An Analysis of Pacing Profiles in Sprint Kayak Racing Using Functional Principal Components and Hidden Markov Models
Harry Estreich, Nicola Bullock, Mark Osborne, Edgar Santos-Fernandez,, Paul Pao-Yen Wu

TL;DR
This paper uses functional principal component analysis and Hidden Markov Models to analyze and categorize pacing profiles in sprint kayak racing, revealing how athlete pacing evolves over their career.
Contribution
It introduces a novel combination of FPCA and HMM to classify and track pacing profile changes in athletes over time.
Findings
Pacing profiles can be effectively categorized into four types.
Athletes show significant changes in pacing as they mature.
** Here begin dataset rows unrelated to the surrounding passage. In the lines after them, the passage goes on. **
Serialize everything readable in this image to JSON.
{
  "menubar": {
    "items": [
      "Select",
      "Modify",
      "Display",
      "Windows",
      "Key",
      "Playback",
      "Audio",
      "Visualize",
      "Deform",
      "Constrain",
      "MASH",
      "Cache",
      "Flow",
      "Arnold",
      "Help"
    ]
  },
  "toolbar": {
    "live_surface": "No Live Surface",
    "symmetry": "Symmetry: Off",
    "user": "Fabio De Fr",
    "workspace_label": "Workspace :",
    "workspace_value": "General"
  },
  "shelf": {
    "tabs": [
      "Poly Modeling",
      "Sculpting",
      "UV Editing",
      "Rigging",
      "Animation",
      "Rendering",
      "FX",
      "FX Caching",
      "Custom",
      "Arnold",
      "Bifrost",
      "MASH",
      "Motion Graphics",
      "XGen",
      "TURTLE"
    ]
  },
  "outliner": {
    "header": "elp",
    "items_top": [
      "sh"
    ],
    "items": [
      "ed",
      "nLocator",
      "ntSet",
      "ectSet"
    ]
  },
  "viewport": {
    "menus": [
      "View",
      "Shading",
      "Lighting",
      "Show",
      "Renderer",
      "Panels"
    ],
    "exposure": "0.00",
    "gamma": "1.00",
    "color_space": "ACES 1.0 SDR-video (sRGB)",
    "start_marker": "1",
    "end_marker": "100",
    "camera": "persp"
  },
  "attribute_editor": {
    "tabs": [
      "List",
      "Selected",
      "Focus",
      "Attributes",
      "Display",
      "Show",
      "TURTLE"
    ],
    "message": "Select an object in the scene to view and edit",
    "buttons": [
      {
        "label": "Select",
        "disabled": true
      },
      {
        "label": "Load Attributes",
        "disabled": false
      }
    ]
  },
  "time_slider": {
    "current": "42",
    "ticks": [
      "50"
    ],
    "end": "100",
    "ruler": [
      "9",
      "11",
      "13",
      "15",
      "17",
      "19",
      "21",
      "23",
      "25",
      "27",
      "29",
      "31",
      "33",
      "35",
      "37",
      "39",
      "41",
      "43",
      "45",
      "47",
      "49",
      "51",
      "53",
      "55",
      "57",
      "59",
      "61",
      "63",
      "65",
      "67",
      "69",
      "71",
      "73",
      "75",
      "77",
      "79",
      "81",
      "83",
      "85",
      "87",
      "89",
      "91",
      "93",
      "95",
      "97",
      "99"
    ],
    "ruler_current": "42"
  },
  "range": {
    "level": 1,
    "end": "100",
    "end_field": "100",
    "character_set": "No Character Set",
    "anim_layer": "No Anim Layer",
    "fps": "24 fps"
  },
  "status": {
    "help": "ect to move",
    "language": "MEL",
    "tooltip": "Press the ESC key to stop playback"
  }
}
Higher dropoff in pacing observed in development athletes.
Abstract
This study analysed sprint kayak pacing profiles in order to categorise and compare an athlete's race profile throughout their career. We used functional principal component analysis of normalised velocity data for 500m and 1000m races to quantify pacing. The first four principal components explained 90.77% of the variation over 500m and 78.80% over 1000m. These principal components were then associated with unique pacing characteristics with the first component defined as a dropoff in velocity and the second component defined as a kick. We then applied a Hidden Markov model to categorise each profile over an athlete's career, using the PC scores, into different types of race profiles. This model included age and event type and we identified a trend for a higher dropoff in development pathway athletes. Using the four different race profile types, four athletes had all their race…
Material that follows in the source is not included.